Comment celà va-t'il finir? C'est toute la question sur laquelle tous les journaux achoppent ce matin, qu'ils observent la situation depuis Moscou ou depuis Bucarest, puisque la Roumanie est extrêmement influente chez son petit voisin moldave. Pour tenter d'y comprendre quelque chose, le quotidien roumain Adevarul cite l'ancien président Traian Basescu qui lui est sans hésitation : "ce qui se passe en Moldavie depuis hier est clairement, selon lui, une tentative de coup d'Etat déguisé par Vlad Plahotniouk et son Parti démocrate pour accaparer le pouvoir, seul et contre tous".  

Et puis un mot sur l'élection présidentielle qui se tenait au Kazakhstan.

S'il ne fallait garder qu'un seul mot ce serait "opposition" : quasi-absente parmi les se candidats retenus pour ce scrutin "historique", selon le terme retenu par l'Astana Times, tout simplement parce que c'est la première électio  présidentielle dans ce garnd pays d'Asie centrale où l'autocrate Noursoultan Nazarbaïev n'était pas candidat, et donc pas assuré de l'emporter avec un score compris entre 80 et 98% des voix.

Non, cette fois, Nazarbaïev avait annoncé sa volonté de passer la main, et c'est à cela que servait l'élection : à légitimer le pouvoir de celui qui avait été adoubé par le clan, j'ai nommé Kassym-Jomart Tokaïev, qui à en croire les sondage ssortie des urnes publiés par le journal kazakh Karavan devrait l'emporter avec 70% des voix. 

Aucun suspense donc,  mais ce que l'on retiendra de ce scrutin, c'est que l'opposition, revenons à elle, s'est tout de même exprimé, là encore de manière historique : la journée de vote hier, signale le site spécialisé Fergana News a été émaillé par des manifestations d'une ampleur franchement exceptionnelle, pour critiquer le simulacre de démocratie et appeler à des élections vraiment ouvertes. 

Ce qui marque les esprits, enfin, c'est la réaction des autorités : plus de 500 arrestations selon la radio internationale américaine en Asie centrale Radio Liberty.

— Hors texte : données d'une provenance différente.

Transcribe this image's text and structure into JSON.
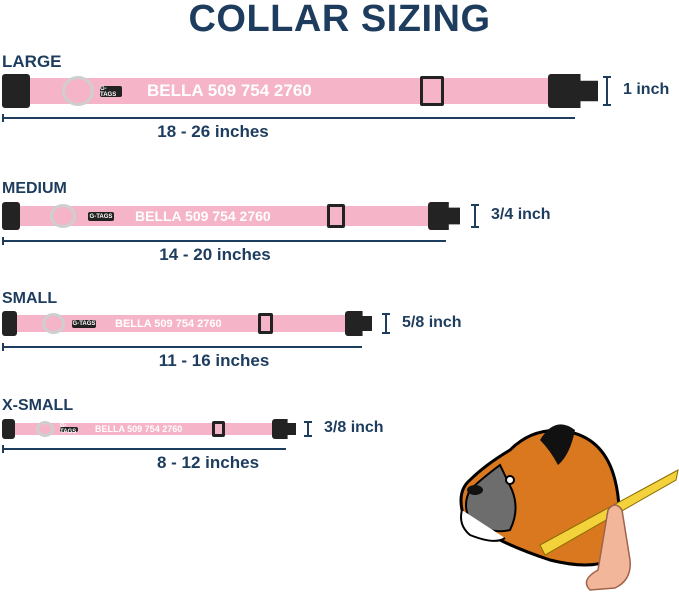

L'opposition kazakhe existe donc bien, elle se cherche une place dans le Kazakhstan d'après Noursoultan Nazarbaïev nous dit l'autre site d'actu spécialisé sur la région Novastan. Et si cette place n'est pas (encore) dans les urnes, au moins elle existe, sur internet et dans la rue... et c'est déjà le début de quelque chose.